Folha de S. Paulo


Acordo com credores demora entre 60 e 90 dias, diz Procon SP

Em 76% dos atendimentos feitos no programa que auxilia os superendividados da Fundação Procon SP são feitos acordos com credores.

O prazo entre a primeira ida do consumidor ao núcleo e a assinatura do acordo, feito por intermédio de um juiz do Centro Judiciário de Solução de Conflitos e Cidadania, do Tribunal de Justiça de São Paulo, é de 60 a 90 dias, em média. Veja dicas para sair do superendividamento.

"Quando descontadas as multas e as outras taxas incluídas no total cobrado do devedor, a queda no valor total da dívida renegociada chega a até 90%", diz a diretora-executiva do órgão, Ivete Ribeiro.

Há 24% de desistências do consumidor ou negativa de acordo com bancos, operadoras de cartão de crédito e redes de varejo –os principais credores com quem o órgão negocia para auxiliar os superendividados.

No programa, são renegociadas dívidas vencidas ou prestes a vencer decorrentes de empréstimos, financiamentos, contratos de crédito ao consumo, de prestação de serviços ou aquisição de produtos. Não são renegociadas no local dívidas de crédito habitacional, aluguel, nem indenizações (por acidente), dívidas alimentícias ou fiscais, de impostos, multas, taxas.

O superendividado é o devedor pessoa física, de boa-fé, que não consegue pagar suas dívidas atuais e futuras em um tempo razoável, com a capacidade atual de renda e patrimônio, segundo o órgão de defesa do consumidor.

'PESADELO'

Sem receber salário por um período de nove meses, o consultor João (o nome é fictício a pedido do consumidor) e seu sócio passaram da categoria de bons pagadores para a de superendividados, o que mudou a vida dos dois profissionais.

No final de 2013, João deixou deixou de receber pagamentos referentes a contratos de prestação de serviço ao Ministério da Saúde, em que atua como consultor em programas de saúde pública.

Há cerca de duas semanas ele conseguiu renegociar sua dívida e duas de seu sócio, com ajuda do Procon. Somados, os débitos passaram de R$ 149 mil para R$ 52 mil.

"Ficamos nove meses sem receber. Foi um pesadelo. Agora, voltamos a respirar", diz João. O consultor diz que assistiu palestras de educação financeira e aprendeu a lidar com o que tinha disponível no bolso.
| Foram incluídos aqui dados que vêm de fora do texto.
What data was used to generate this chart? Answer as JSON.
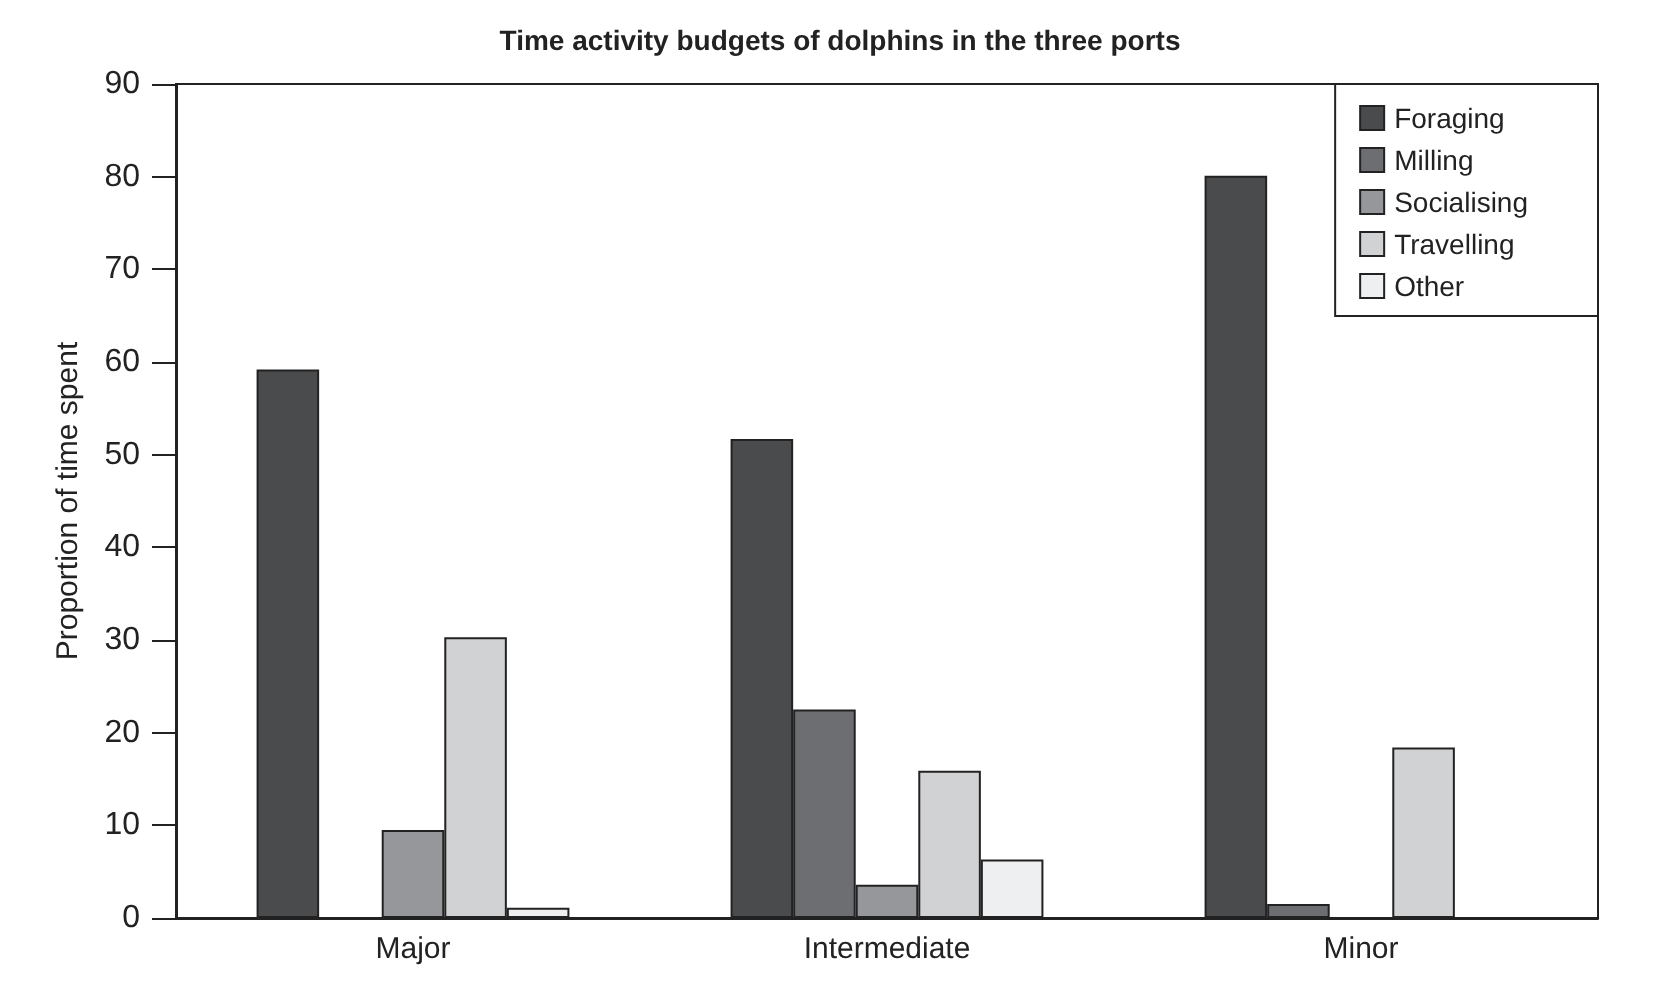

Uma das dívidas foi renegociada, de R$ 10 mil, para ser paga em 24 parcelas de R$ 180.

Durante esse período, o consultor diz que passou por várias situações em que se sentiu humilhado ou até constrangido. "É muito ruim dever favores a amigos, depender de ajuda financeira e ter de escutar até algum comentário feito em tom de brincadeiras, mas que causava constrangimento. Principalmente quando você deixa de honrar seu compromisso não porque é caloteiro e sim porque ficou sem salário", afirma João.

Com a orientação do Procon, ele diz que não só está conseguindo colocar as contas em dia, mas mudou hábitos. "Desde os gastos com alimentação fora de casa, até a compra de itens para a casa de forma mais organizada, as orientações e palestras serviram até para eu incentivar uma sobrinha do Paraná a busca ajuda especializada do Procon para que ela também possa sair do endividamento", diz o consultor.

IMPACTO

O orçamento das famílias é afetado pela combinação de inflação maior, juros mais altos e desemprego, o que tem impacto no aumento do número de inadimplentes, avalia Nicola Tingas, economista-chefe da Acrefi (Associação Nacional das Instituições de Crédito, Financiamento e Investimento).

"Atrasos de pagamento ocorrem, com maior incidência, entre as famílias de menor renda, que estão com orçamento comprometido pela inflação que deve bater em até 9,4% segundo algumas projeções", diz o economista.

"Ou em regiões do país que sofrem com o cancelamento de planos de investimentos das empresas, como as do Nordeste, afetadas pela investigação da Petrobras", completa.

Cerca de um terço dos superendividados atendidos no programa do Procon SP são funcionários públicos. O acesso ao crédito consignado, descontado na folha de pagamento, facilita o empréstimo, avalia a diretora de Procon.

"O problema é que ele já usou esses recursos para tentar quitar as dívidas com cartão de crédito e cheque especial, mas foram insuficientes. Por isso recorrem ao núcleo de atendimento dos superendividados", diz Ribeiro.

Para o economista da Acrefi, a situação chama a atenção. "O consumidor, seja do setor público ou do privado, está 'comprando dinheiro' para pagar dívidas. Ele não usa o consignado para comprar uma passagem, um produto ou serviço."

E ressalta: "Com aperto da inflação, juros mais altos para rolar os empréstimos e integrantes da família perdendo emprego, as finanças da família colapsam de vez".